The first lecture takes place on Tuesday 26.04.2022, from 14:15 at B 041. The first exercise section takes place on Monday 02.05.2022.

References:
  • Lawrence C. Evans: Partial Differential Equations (Second Edition). AMS Graduate Studies in Mathematics, Volume 19, 2010.
  • Thierry Cazenave: Semilinear Schrödinger Equations. AMS Courant Lecture Notes, Volume 10, 2003.
  • Felipe Linares and Gustavo Ponce: Introduction to Nonlinear Dispersive Equations, Universitext, Springer, Second Edition 2014.
  • Terence Tao: Nonlinear dispersive equations - local and global analysis. CBMS Regional Conference Series in Mathematics Volume 106, 2006. https://www.math.ucla.edu/~tao/preprints/chapter.pdf
  • Elliott Lieb and Michael Loss: Analysis (Second Edition). AMS Graduate Studies in Mathematics, Volume 14, 2001.
Grade: Final grade is determined by your total performance:
  • You can get up to 100 points in the final exam.
  • You can get up to 10 bonus points in the midterm exam.
  • You can get up to 1 bonus point per week for solving exercises.
You need 50 points to pass the course and 85 points to get the final grade 1.0.
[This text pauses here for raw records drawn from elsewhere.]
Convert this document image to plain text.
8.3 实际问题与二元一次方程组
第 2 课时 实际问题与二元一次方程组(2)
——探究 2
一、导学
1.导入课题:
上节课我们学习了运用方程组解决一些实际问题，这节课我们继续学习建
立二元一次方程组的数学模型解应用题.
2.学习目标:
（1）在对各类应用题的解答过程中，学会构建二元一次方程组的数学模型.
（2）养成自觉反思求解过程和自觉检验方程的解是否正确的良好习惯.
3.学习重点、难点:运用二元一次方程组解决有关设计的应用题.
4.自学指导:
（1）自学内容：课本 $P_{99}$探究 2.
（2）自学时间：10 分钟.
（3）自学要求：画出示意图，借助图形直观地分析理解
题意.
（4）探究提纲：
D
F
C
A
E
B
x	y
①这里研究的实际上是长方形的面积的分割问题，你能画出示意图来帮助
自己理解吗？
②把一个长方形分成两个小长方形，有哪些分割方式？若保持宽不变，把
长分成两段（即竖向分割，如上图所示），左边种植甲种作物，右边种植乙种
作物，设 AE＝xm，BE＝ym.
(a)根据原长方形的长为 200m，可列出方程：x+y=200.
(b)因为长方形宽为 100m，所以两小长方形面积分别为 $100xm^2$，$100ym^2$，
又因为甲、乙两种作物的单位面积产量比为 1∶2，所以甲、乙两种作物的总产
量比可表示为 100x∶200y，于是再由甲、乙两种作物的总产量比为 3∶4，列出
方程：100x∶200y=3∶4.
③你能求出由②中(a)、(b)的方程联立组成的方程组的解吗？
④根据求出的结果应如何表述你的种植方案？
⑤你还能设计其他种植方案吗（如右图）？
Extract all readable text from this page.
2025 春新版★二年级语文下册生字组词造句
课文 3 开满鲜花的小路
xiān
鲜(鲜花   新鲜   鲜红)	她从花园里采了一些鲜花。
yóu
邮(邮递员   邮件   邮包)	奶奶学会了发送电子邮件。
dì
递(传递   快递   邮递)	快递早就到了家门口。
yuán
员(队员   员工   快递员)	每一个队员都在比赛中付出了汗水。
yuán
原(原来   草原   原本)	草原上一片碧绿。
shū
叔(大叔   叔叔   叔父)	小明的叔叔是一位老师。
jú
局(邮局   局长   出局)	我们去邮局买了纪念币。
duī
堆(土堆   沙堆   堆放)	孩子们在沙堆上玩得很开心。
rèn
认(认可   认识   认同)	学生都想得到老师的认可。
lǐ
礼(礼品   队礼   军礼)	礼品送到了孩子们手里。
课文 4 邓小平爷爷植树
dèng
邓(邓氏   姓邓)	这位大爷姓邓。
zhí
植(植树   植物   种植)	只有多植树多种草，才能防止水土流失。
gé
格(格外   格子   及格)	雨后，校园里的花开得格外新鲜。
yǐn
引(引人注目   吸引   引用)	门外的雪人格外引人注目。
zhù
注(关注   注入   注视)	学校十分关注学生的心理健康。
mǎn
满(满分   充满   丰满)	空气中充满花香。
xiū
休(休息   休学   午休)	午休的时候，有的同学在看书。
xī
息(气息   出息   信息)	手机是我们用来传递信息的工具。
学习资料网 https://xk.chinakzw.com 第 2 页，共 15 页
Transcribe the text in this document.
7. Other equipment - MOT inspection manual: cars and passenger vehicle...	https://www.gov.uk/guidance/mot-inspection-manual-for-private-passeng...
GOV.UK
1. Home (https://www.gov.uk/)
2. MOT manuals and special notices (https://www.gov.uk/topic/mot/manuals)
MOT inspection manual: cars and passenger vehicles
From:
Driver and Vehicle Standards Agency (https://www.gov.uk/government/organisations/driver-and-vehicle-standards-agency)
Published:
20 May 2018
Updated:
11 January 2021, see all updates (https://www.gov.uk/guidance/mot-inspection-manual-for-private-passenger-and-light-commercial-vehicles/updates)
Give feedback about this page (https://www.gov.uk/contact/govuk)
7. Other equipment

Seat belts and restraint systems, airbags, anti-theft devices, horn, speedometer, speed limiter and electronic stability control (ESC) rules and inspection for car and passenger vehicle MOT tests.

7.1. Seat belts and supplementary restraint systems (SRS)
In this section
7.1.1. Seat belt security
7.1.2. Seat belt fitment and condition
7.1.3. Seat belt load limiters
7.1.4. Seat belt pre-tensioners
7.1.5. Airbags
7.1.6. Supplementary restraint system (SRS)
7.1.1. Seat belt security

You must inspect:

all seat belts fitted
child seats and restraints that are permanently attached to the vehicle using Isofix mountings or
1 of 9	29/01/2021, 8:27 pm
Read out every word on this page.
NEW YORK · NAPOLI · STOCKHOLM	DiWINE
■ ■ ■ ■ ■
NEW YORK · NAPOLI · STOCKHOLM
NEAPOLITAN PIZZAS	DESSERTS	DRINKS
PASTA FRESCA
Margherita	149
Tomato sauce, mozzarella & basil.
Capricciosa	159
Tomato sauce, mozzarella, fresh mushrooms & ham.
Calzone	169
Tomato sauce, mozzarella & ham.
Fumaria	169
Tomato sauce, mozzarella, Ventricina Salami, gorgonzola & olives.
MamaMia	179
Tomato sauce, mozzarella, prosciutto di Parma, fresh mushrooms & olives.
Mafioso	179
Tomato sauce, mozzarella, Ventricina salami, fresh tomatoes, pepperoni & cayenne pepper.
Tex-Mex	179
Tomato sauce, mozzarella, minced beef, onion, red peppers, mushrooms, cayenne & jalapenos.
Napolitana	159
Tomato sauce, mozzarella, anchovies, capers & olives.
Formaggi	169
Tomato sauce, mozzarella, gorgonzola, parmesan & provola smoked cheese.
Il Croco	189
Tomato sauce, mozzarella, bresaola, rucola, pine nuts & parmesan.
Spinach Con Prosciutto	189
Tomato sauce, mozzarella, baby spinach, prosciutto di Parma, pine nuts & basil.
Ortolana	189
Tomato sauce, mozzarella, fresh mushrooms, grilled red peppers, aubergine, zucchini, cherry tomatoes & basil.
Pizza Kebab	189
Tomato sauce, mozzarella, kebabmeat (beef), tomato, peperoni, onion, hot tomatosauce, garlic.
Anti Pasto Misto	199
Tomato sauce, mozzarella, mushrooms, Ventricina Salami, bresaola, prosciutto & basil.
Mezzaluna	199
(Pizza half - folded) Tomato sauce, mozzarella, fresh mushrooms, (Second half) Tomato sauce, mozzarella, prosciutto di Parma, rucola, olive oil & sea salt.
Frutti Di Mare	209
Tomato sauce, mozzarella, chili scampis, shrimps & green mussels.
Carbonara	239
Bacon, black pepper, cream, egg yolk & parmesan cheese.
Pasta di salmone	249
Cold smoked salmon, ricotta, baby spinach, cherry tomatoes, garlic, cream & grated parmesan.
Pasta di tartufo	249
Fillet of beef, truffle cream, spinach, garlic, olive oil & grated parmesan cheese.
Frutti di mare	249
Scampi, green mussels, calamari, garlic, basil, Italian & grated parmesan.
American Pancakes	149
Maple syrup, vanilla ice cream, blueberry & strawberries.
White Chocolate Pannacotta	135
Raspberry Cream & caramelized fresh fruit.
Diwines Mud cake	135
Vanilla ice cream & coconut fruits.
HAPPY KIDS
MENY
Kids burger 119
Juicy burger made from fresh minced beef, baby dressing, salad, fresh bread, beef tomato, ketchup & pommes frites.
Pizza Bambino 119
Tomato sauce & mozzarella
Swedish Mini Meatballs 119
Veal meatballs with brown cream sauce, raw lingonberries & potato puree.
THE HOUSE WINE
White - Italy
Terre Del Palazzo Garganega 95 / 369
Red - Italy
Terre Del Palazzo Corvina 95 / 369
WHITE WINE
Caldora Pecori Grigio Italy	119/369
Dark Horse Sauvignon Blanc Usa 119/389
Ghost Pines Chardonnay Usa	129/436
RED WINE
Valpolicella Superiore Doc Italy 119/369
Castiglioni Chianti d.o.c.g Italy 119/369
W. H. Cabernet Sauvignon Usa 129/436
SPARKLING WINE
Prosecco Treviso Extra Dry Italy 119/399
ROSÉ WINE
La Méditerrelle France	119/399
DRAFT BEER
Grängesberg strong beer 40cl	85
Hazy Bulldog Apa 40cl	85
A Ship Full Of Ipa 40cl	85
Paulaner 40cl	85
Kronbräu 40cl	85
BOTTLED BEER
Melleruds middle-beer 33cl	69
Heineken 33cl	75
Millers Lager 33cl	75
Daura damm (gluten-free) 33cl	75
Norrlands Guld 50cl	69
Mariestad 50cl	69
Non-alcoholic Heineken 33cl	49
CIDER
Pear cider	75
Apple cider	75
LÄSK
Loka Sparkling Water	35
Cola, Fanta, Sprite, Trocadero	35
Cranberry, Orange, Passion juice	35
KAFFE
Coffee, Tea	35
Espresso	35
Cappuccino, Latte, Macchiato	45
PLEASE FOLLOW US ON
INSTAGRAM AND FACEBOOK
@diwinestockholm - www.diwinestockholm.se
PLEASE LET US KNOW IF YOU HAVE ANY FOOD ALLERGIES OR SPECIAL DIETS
Exams: We will have exams on June 15 (midterm) and July 25 (final). You can use your notes (lecture notes, homework sheets and tutorial materials) in the exams.

Contents of the lectures

26 & 27.4. Introduction. Chapter 1: Sobolev inequalities. Lp spaces. Distributions. Sobolev spaces. Uncertainty principles.

3 & 4.5. Sobolev inequalities. Linear Schroedinger equation.

11 & 17. 5. Chapter 2: Nonlinear Schroedinger equation (stationary problem). Concentration compactness method.

18 & 24. 5. Binding vs. strict binding inequality. Existence of minimizers. Translation-invariant case.

25 & 31.5. Chapter 3: Optimizer of Sobolev inequalities. Sub-critical case. Critical case. Concentration compactness method for measures. Lions' proof of the existence. Another proof of the existence via Gérard-Meyer-Oru inequality.

1 & 8.6. Computation of the Sobolev optimizers. Notes. Zoom video. Lecture Notes of Rupert Frank.

21 & 22.6. Chapter 4: Rearrangement techniques. The simplest (Hardy–Littlewood) rearrangment inequality. Riesz rearrangement inequality. Pólya–Szegő inequality. Radial symmetry of the Sobolev optimizers. Lecture Notes of Almut Burchard.

28 & 29. 6. The method of moving planes. Our discussion is based on Chen-Li-Ou's paper. For another approach, see Lecture Notes of Rupert Frank.

5.7. Uniqueness of radial solutions in the energy sub-critical case.

6.7. Chapter 5: Time-dependent nonlinear Schrödinger equations. Abstract global wellposedness in the locally Lipschitz case.

12 & 13. 6. Local existence of the NLS in the energy space. Uniqueness in 1D. Strichartz estimates. Uniqueness in higher dimensions.

19 & 20. 6. Virial identity. Finite time blow-up solutions in the focusing case. Global wellposedness, dispersive estimate and scattering theory in the defocusing case.